Sunday, March 11, 2007

Doctor knows to save your soul from eternal damnation!

This article reports the result of an interesting survey finding, "Many doctors believe they have the right not to tell patients about treatments that they object to on moral or religious grounds and to refuse to refer patients elsewhere for the care." Original research article here. Could be a new Hippocratic Oath: I'll do no harm to the patient's soul (based, of course, on my conception of the soul). In terms of some numbers:

(M)ore than 40 million Americans may be seeing physicians who do not believe that they are obligated to disclose information about legal treatments the doctor objects to, and 100 million have doctors who do not feel the need to refer patients to another provider.

The three medical practices in question were: "sedating dying patients to the point of unconsciousness; prescribing birth control to teenagers without parental consent; and performing abortions after failed contraception." So let me see if I understand. Hypothetically, I'm a dying patient with the legal right to be sedated to the point of unconsciousness. But if that goes against my doctor's moral beliefs, he feels he has the right to not make that information available to me, and he feels okay refusing to refer me to a doctor who would be willing to perform the procedure. In truth, the survey results are not that surprising. I frequently come across people very willing to argue, basically , "If it's against my religious beliefs, it should be against the law." So I can easily imagine a doctor who feels that certain perfectly legal medical procedures, if they went against his religious beliefs, *should be* against the law. And I can imagine him continue to reason that because the practices *should be* against the law, he has every right to deny me information about the procedures.
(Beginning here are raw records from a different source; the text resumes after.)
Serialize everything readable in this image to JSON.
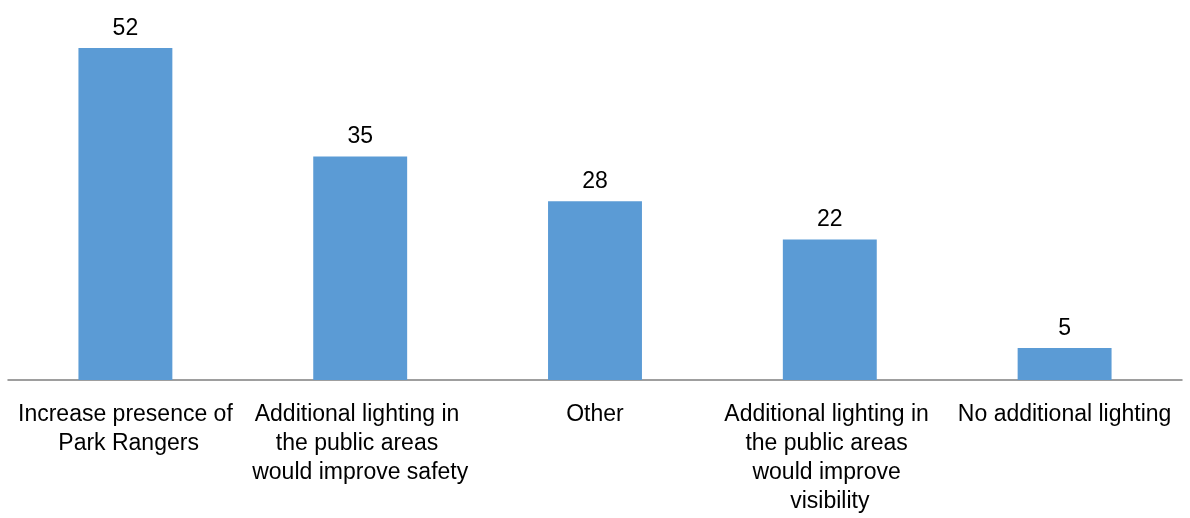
{
  "chart_data": {
    "type": "bar",
    "categories": [
      "Increase presence of Park Rangers",
      "Additional lighting in the public areas would improve safety",
      "Other",
      "Additional lighting in the public areas would improve visibility",
      "No additional lighting"
    ],
    "values": [
      52,
      35,
      28,
      22,
      5
    ],
    "color": "#5b9bd5",
    "data_labels": true
  }
}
Here's one take:

But Al Weir, director of Campus and Community Ministries for the Christian Medical & Dental Associations, defended doctors' rights to adhere to their personal beliefs. "The doctor has the right to follow their own moral compass and their own moral integrity," Weir said.

I wonder whether Al would agree that a female Muslim radiologist has a right to deny treatment to a male patient , even if it means the male patient ends up not being treated at all.

Given that so many putting forth such arguments seem to reference Jesus, I always wonder what Jesus might think of such reasoning. I'm no Christian theologian by any stretch of the imagination, but from what I can tell, Jesus seemed to be of the Golden Rule mentality. Some sort of, "Would I want someone to withhold information that I could use to make a personal medical decision solely because it goes against that person's religious beliefs?" If not, should I do that unto others? What, indeed, *would* Jesus do? Anyway, the whole situation seems to get worse when politicians get involved. If I were a SD resident, I'd be disappointed with this use of my tax dollars:

A Senate committee on Friday passed a measure requiring hospitals to give information about emergency contraception to rape survivors, (but the bill) would not require medical professionals with opposing religious, moral or ethical beliefs to give the information.

So you're required to give the information, except when you don't want to. Thanks for clearing that up for us, senators! Great use of tax dollars developing and enforcing that law.